ANOTHER VIEW

It's the career feds who keep the trains running

Stephen M. Ryan

President Bush had to select his cabinet members at a compressed pace because of delays stemming from the election protest.

Many of his subcabinet choices, such as administrator of the General Services Administration and others who will directly impact procurement policy, are yet to be decided.

In the meantime, I think it's time to remember the senior career civil servants who occupy key policy positions. As the Clinton political wave ebbs and the Bush wave breaks ashore, it is those career employees who have critical roles in making sure the new administration's proposals mesh with government reality.

Deidre Lee, the Defense Department's procurement director, holds perhaps the most important career position in federal procurement policy. It is notable that the largely male-led Defense procurement bureaucracy has had its rules made by two women: Eleanor Spector, who held the post for many years, and now Lee.

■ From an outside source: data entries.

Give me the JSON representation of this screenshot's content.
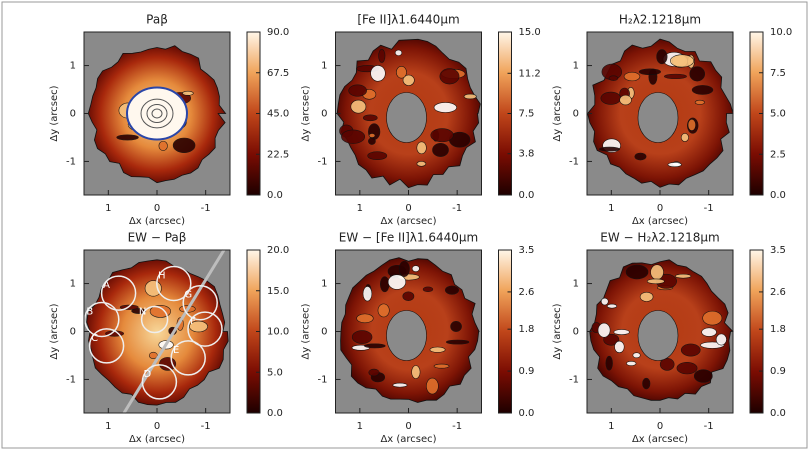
{
  "chart_data": [
    {
      "type": "heatmap",
      "title": "Paβ",
      "xlabel": "Δx (arcsec)",
      "ylabel": "Δy (arcsec)",
      "xlim": [
        1.5,
        -1.5
      ],
      "ylim": [
        -1.7,
        1.7
      ],
      "xticks": [
        1,
        0,
        -1
      ],
      "yticks": [
        -1,
        0,
        1
      ],
      "colorbar": {
        "clim": [
          0,
          90
        ],
        "ticks": [
          {
            "value": 0,
            "label": "0.0"
          },
          {
            "value": 22.5,
            "label": "22.5"
          },
          {
            "value": 45,
            "label": "45.0"
          },
          {
            "value": 67.5,
            "label": "67.5"
          },
          {
            "value": 90,
            "label": "90.0"
          }
        ]
      }
    },
    {
      "type": "heatmap",
      "title": "[Fe II]λ1.6440μm",
      "xlabel": "Δx (arcsec)",
      "ylabel": "Δy (arcsec)",
      "xlim": [
        1.5,
        -1.5
      ],
      "ylim": [
        -1.7,
        1.7
      ],
      "xticks": [
        1,
        0,
        -1
      ],
      "yticks": [
        -1,
        0,
        1
      ],
      "colorbar": {
        "clim": [
          0,
          15
        ],
        "ticks": [
          {
            "value": 0,
            "label": "0.0"
          },
          3.8,
          7.5,
          11.2,
          {
            "value": 15,
            "label": "15.0"
          }
        ]
      }
    },
    {
      "type": "heatmap",
      "title": "H₂λ2.1218μm",
      "xlabel": "Δx (arcsec)",
      "ylabel": "Δy (arcsec)",
      "xlim": [
        1.5,
        -1.5
      ],
      "ylim": [
        -1.7,
        1.7
      ],
      "xticks": [
        1,
        0,
        -1
      ],
      "yticks": [
        -1,
        0,
        1
      ],
      "colorbar": {
        "clim": [
          0,
          10
        ],
        "ticks": [
          {
            "value": 0,
            "label": "0.0"
          },
          2.5,
          {
            "value": 5,
            "label": "5.0"
          },
          7.5,
          {
            "value": 10,
            "label": "10.0"
          }
        ]
      }
    },
    {
      "type": "heatmap",
      "title": "EW − Paβ",
      "xlabel": "Δx (arcsec)",
      "ylabel": "Δy (arcsec)",
      "xlim": [
        1.5,
        -1.5
      ],
      "ylim": [
        -1.7,
        1.7
      ],
      "xticks": [
        1,
        0,
        -1
      ],
      "yticks": [
        -1,
        0,
        1
      ],
      "colorbar": {
        "clim": [
          0,
          20
        ],
        "ticks": [
          {
            "value": 0,
            "label": "0.0"
          },
          {
            "value": 5,
            "label": "5.0"
          },
          {
            "value": 10,
            "label": "10.0"
          },
          {
            "value": 15,
            "label": "15.0"
          },
          {
            "value": 20,
            "label": "20.0"
          }
        ]
      },
      "annotations": [
        "A",
        "B",
        "C",
        "D",
        "E",
        "F",
        "G",
        "H",
        "N"
      ]
    },
    {
      "type": "heatmap",
      "title": "EW − [Fe II]λ1.6440μm",
      "xlabel": "Δx (arcsec)",
      "ylabel": "Δy (arcsec)",
      "xlim": [
        1.5,
        -1.5
      ],
      "ylim": [
        -1.7,
        1.7
      ],
      "xticks": [
        1,
        0,
        -1
      ],
      "yticks": [
        -1,
        0,
        1
      ],
      "colorbar": {
        "clim": [
          0,
          3.5
        ],
        "ticks": [
          {
            "value": 0,
            "label": "0.0"
          },
          0.9,
          1.8,
          2.6,
          3.5
        ]
      }
    },
    {
      "type": "heatmap",
      "title": "EW − H₂λ2.1218μm",
      "xlabel": "Δx (arcsec)",
      "ylabel": "Δy (arcsec)",
      "xlim": [
        1.5,
        -1.5
      ],
      "ylim": [
        -1.7,
        1.7
      ],
      "xticks": [
        1,
        0,
        -1
      ],
      "yticks": [
        -1,
        0,
        1
      ],
      "colorbar": {
        "clim": [
          0,
          3.5
        ],
        "ticks": [
          {
            "value": 0,
            "label": "0.0"
          },
          0.9,
          1.8,
          2.6,
          3.5
        ]
      }
    }
  ]
}
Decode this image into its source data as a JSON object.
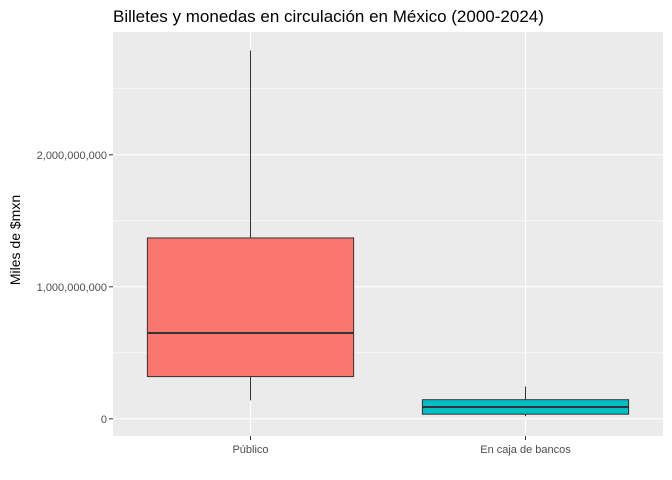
{
  "chart_data": {
    "type": "boxplot",
    "title": "Billetes y monedas en circulación en México (2000-2024)",
    "xlabel": "",
    "ylabel": "Miles de $mxn",
    "categories": [
      "Público",
      "En caja de bancos"
    ],
    "boxes": [
      {
        "category": "Público",
        "min": 140000000,
        "q1": 320000000,
        "median": 650000000,
        "q3": 1370000000,
        "max": 2790000000,
        "color": "#F8766D"
      },
      {
        "category": "En caja de bancos",
        "min": 20000000,
        "q1": 35000000,
        "median": 90000000,
        "q3": 145000000,
        "max": 245000000,
        "color": "#00BFC4"
      }
    ],
    "ylim": [
      -130000000,
      2930000000
    ],
    "y_ticks": [
      0,
      1000000000,
      2000000000
    ],
    "y_tick_labels": [
      "0",
      "1,000,000,000",
      "2,000,000,000"
    ],
    "grid": true,
    "panel_background": "#EBEBEB",
    "grid_color": "#FFFFFF",
    "legend": "none"
  }
}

Lee brings considerable experience to the job. She was administrator of the Office of Federal Procurement Policy, following the difficult-to-follow act of Steve Kelman. Before that, she was a contracting officer and held the top procurement post at NASA.

Each assignment has given Lee unusual empathy for the grinding duties of contracting professionals. She has considerable credibility in seeking changes that will benefit the acquisition process.

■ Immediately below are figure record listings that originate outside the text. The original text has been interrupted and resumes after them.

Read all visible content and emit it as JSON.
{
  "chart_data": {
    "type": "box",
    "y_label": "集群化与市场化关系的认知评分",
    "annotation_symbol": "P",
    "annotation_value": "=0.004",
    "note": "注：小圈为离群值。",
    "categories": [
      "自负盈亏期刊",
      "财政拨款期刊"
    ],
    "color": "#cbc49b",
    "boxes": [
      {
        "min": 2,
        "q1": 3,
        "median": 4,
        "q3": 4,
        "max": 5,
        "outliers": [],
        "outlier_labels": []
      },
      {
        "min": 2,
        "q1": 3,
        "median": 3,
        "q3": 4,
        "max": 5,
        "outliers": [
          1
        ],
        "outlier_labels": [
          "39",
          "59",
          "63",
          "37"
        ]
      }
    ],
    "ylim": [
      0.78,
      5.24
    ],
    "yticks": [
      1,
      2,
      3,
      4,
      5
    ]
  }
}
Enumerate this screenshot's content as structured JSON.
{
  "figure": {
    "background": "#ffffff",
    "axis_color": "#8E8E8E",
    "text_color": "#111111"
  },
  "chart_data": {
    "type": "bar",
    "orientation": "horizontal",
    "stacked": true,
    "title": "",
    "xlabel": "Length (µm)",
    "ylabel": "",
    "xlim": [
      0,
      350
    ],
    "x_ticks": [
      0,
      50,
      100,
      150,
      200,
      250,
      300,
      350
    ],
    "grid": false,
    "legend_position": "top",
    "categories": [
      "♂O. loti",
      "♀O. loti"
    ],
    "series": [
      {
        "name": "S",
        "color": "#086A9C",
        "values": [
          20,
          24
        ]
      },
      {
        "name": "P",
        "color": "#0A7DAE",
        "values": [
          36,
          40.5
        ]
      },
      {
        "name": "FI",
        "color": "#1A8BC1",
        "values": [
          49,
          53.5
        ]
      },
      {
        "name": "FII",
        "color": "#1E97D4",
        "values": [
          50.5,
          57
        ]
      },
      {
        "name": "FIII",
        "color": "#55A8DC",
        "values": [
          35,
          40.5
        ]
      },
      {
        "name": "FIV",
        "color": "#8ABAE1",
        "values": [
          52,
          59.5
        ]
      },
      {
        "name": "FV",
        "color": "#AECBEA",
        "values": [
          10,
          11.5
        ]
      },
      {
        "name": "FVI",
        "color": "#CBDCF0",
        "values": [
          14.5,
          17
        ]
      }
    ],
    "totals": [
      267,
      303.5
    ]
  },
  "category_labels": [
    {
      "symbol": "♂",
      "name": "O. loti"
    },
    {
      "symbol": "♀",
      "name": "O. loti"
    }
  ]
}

Lee has quietly but firmly taken on some thankless and difficult roles. An example of the former'one that Kelman avoided'is dealing with Federal Prison Industries, a tar baby of federal procurement.

Federal Prison Industries runs factories inside federal prisons, from which it sells $600 million worth of goods and services under an antiquated process that imposes procurement preferences for these prison-made goods on agencies. Some agencies and plenty of vendors object to FPI's special status.

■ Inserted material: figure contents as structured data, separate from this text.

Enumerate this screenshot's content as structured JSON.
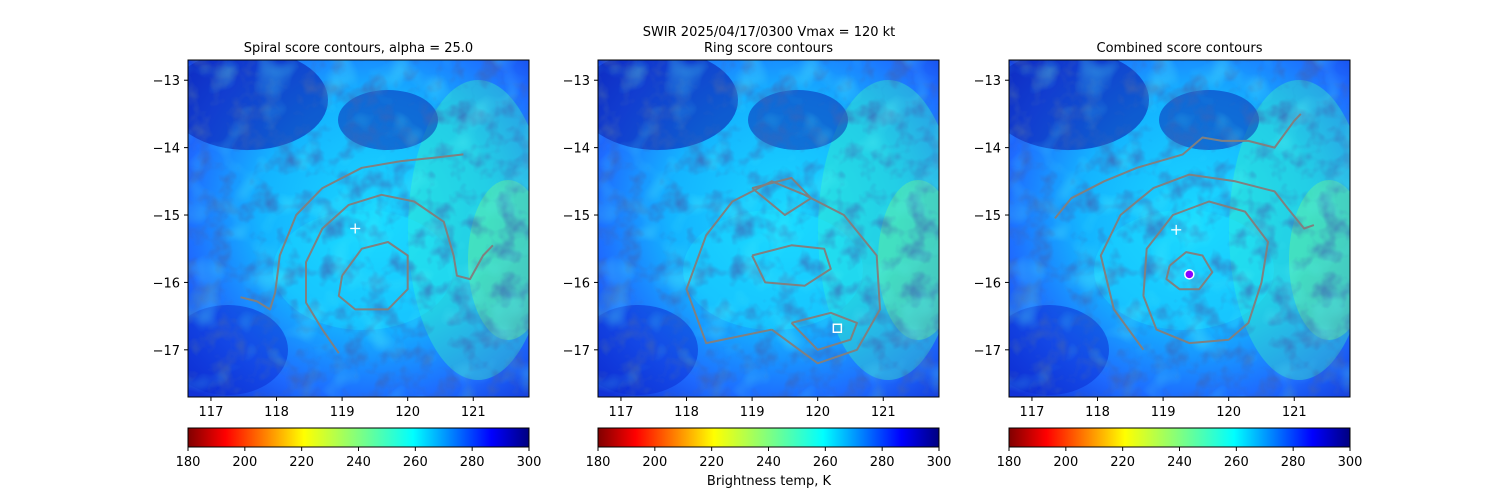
{
  "figure": {
    "suptitle": "SWIR  2025/04/17/0300    Vmax = 120 kt",
    "colorbar_label": "Brightness temp, K",
    "colormap": "jet (reversed)",
    "contour_color": "#808080"
  },
  "chart_data": [
    {
      "type": "heatmap",
      "title": "Spiral score contours, alpha = 25.0",
      "xlim": [
        116.65,
        121.85
      ],
      "ylim": [
        -17.7,
        -12.7
      ],
      "xticks": [
        "117",
        "118",
        "119",
        "120",
        "121"
      ],
      "yticks": [
        "−13",
        "−14",
        "−15",
        "−16",
        "−17"
      ],
      "center_marker": {
        "lon": 119.2,
        "lat": -15.2,
        "symbol": "+",
        "color": "#ffffff"
      },
      "colorbar": {
        "min": 180,
        "max": 300,
        "ticks": [
          "180",
          "200",
          "220",
          "240",
          "260",
          "280",
          "300"
        ]
      },
      "contours": [
        {
          "level": "outer",
          "points": [
            [
              117.45,
              -16.22
            ],
            [
              117.7,
              -16.28
            ],
            [
              117.9,
              -16.4
            ],
            [
              117.98,
              -16.15
            ],
            [
              118.05,
              -15.6
            ],
            [
              118.3,
              -15.0
            ],
            [
              118.7,
              -14.6
            ],
            [
              119.3,
              -14.3
            ],
            [
              119.9,
              -14.2
            ],
            [
              120.4,
              -14.15
            ],
            [
              120.85,
              -14.1
            ]
          ]
        },
        {
          "level": "middle",
          "points": [
            [
              118.95,
              -17.05
            ],
            [
              118.7,
              -16.7
            ],
            [
              118.45,
              -16.3
            ],
            [
              118.45,
              -15.7
            ],
            [
              118.7,
              -15.2
            ],
            [
              119.1,
              -14.85
            ],
            [
              119.6,
              -14.7
            ],
            [
              120.1,
              -14.8
            ],
            [
              120.55,
              -15.1
            ],
            [
              120.7,
              -15.6
            ],
            [
              120.75,
              -15.9
            ],
            [
              120.95,
              -15.95
            ],
            [
              121.15,
              -15.6
            ],
            [
              121.3,
              -15.45
            ]
          ]
        },
        {
          "level": "inner",
          "points": [
            [
              119.0,
              -15.9
            ],
            [
              119.3,
              -15.5
            ],
            [
              119.7,
              -15.4
            ],
            [
              120.0,
              -15.6
            ],
            [
              120.0,
              -16.1
            ],
            [
              119.7,
              -16.4
            ],
            [
              119.2,
              -16.4
            ],
            [
              118.95,
              -16.2
            ],
            [
              119.0,
              -15.9
            ]
          ]
        }
      ],
      "markers": []
    },
    {
      "type": "heatmap",
      "title": "Ring score contours",
      "xlim": [
        116.65,
        121.85
      ],
      "ylim": [
        -17.7,
        -12.7
      ],
      "xticks": [
        "117",
        "118",
        "119",
        "120",
        "121"
      ],
      "yticks": [
        "−13",
        "−14",
        "−15",
        "−16",
        "−17"
      ],
      "colorbar": {
        "min": 180,
        "max": 300,
        "ticks": [
          "180",
          "200",
          "220",
          "240",
          "260",
          "280",
          "300"
        ]
      },
      "contours": [
        {
          "level": "outer",
          "points": [
            [
              119.3,
              -16.7
            ],
            [
              118.3,
              -16.9
            ],
            [
              118.0,
              -16.1
            ],
            [
              118.3,
              -15.3
            ],
            [
              118.7,
              -14.8
            ],
            [
              119.3,
              -14.5
            ],
            [
              119.8,
              -14.7
            ],
            [
              120.4,
              -15.0
            ],
            [
              120.9,
              -15.6
            ],
            [
              120.95,
              -16.4
            ],
            [
              120.6,
              -17.0
            ],
            [
              120.0,
              -17.2
            ],
            [
              119.3,
              -16.7
            ]
          ]
        },
        {
          "level": "patch-a",
          "points": [
            [
              119.0,
              -15.6
            ],
            [
              119.6,
              -15.45
            ],
            [
              120.1,
              -15.5
            ],
            [
              120.2,
              -15.8
            ],
            [
              119.8,
              -16.05
            ],
            [
              119.2,
              -16.0
            ],
            [
              119.0,
              -15.6
            ]
          ]
        },
        {
          "level": "patch-b",
          "points": [
            [
              119.6,
              -16.6
            ],
            [
              120.2,
              -16.45
            ],
            [
              120.6,
              -16.6
            ],
            [
              120.5,
              -16.85
            ],
            [
              120.0,
              -17.0
            ],
            [
              119.6,
              -16.6
            ]
          ]
        },
        {
          "level": "patch-c",
          "points": [
            [
              119.0,
              -14.6
            ],
            [
              119.6,
              -14.45
            ],
            [
              119.9,
              -14.75
            ],
            [
              119.5,
              -15.0
            ],
            [
              119.0,
              -14.6
            ]
          ]
        }
      ],
      "markers": [
        {
          "lon": 120.3,
          "lat": -16.68,
          "symbol": "square",
          "color": "#ffffff"
        }
      ]
    },
    {
      "type": "heatmap",
      "title": "Combined score contours",
      "xlim": [
        116.65,
        121.85
      ],
      "ylim": [
        -17.7,
        -12.7
      ],
      "xticks": [
        "117",
        "118",
        "119",
        "120",
        "121"
      ],
      "yticks": [
        "−13",
        "−14",
        "−15",
        "−16",
        "−17"
      ],
      "center_marker": {
        "lon": 119.2,
        "lat": -15.22,
        "symbol": "+",
        "color": "#ffffff"
      },
      "colorbar": {
        "min": 180,
        "max": 300,
        "ticks": [
          "180",
          "200",
          "220",
          "240",
          "260",
          "280",
          "300"
        ]
      },
      "contours": [
        {
          "level": "outer",
          "points": [
            [
              117.35,
              -15.05
            ],
            [
              117.6,
              -14.75
            ],
            [
              118.1,
              -14.5
            ],
            [
              118.6,
              -14.3
            ],
            [
              119.3,
              -14.1
            ],
            [
              119.6,
              -13.85
            ],
            [
              119.9,
              -13.9
            ],
            [
              120.3,
              -13.9
            ],
            [
              120.7,
              -14.0
            ],
            [
              121.0,
              -13.6
            ],
            [
              121.1,
              -13.5
            ]
          ]
        },
        {
          "level": "outer-2",
          "points": [
            [
              118.7,
              -17.0
            ],
            [
              118.25,
              -16.4
            ],
            [
              118.05,
              -15.6
            ],
            [
              118.35,
              -15.0
            ],
            [
              118.85,
              -14.6
            ],
            [
              119.4,
              -14.4
            ],
            [
              120.1,
              -14.5
            ],
            [
              120.7,
              -14.65
            ],
            [
              120.9,
              -14.9
            ],
            [
              121.15,
              -15.2
            ],
            [
              121.3,
              -15.15
            ]
          ]
        },
        {
          "level": "middle",
          "points": [
            [
              118.7,
              -16.2
            ],
            [
              118.75,
              -15.5
            ],
            [
              119.15,
              -15.0
            ],
            [
              119.7,
              -14.8
            ],
            [
              120.25,
              -14.95
            ],
            [
              120.6,
              -15.4
            ],
            [
              120.5,
              -16.0
            ],
            [
              120.3,
              -16.6
            ],
            [
              120.0,
              -16.85
            ],
            [
              119.4,
              -16.9
            ],
            [
              118.9,
              -16.7
            ],
            [
              118.7,
              -16.2
            ]
          ]
        },
        {
          "level": "inner",
          "points": [
            [
              119.1,
              -15.75
            ],
            [
              119.35,
              -15.55
            ],
            [
              119.6,
              -15.6
            ],
            [
              119.75,
              -15.85
            ],
            [
              119.55,
              -16.1
            ],
            [
              119.25,
              -16.1
            ],
            [
              119.05,
              -15.95
            ],
            [
              119.1,
              -15.75
            ]
          ]
        }
      ],
      "markers": [
        {
          "lon": 119.4,
          "lat": -15.88,
          "symbol": "circle",
          "color": "#8b00ff"
        }
      ]
    }
  ]
}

Defense is FPI's biggest customer. Lee has taken the DOD slot on the FPI board of directors to see that her agency is not shortchanged.

As a person, Lee has a high energy level and a welcome lack of cynicism. As an example of professionalism, Lee has no peer.


Another noteworthy federal veteran is Richard Hopf, director of the Energy Department's Procurement and Assistance Management Office. He, too, has ample government experience, having held the top procurement policy post at GSA before moving to Energy.

Hopf was part of a team of public servants who fundamentally changed the Federal Supply Service, albeit under the administrative policy cover of former GSA administrator David Barram.

As the need for procurement reform of any sort is considered, it is worth remembering that lots of career federal executives can provide their expertise.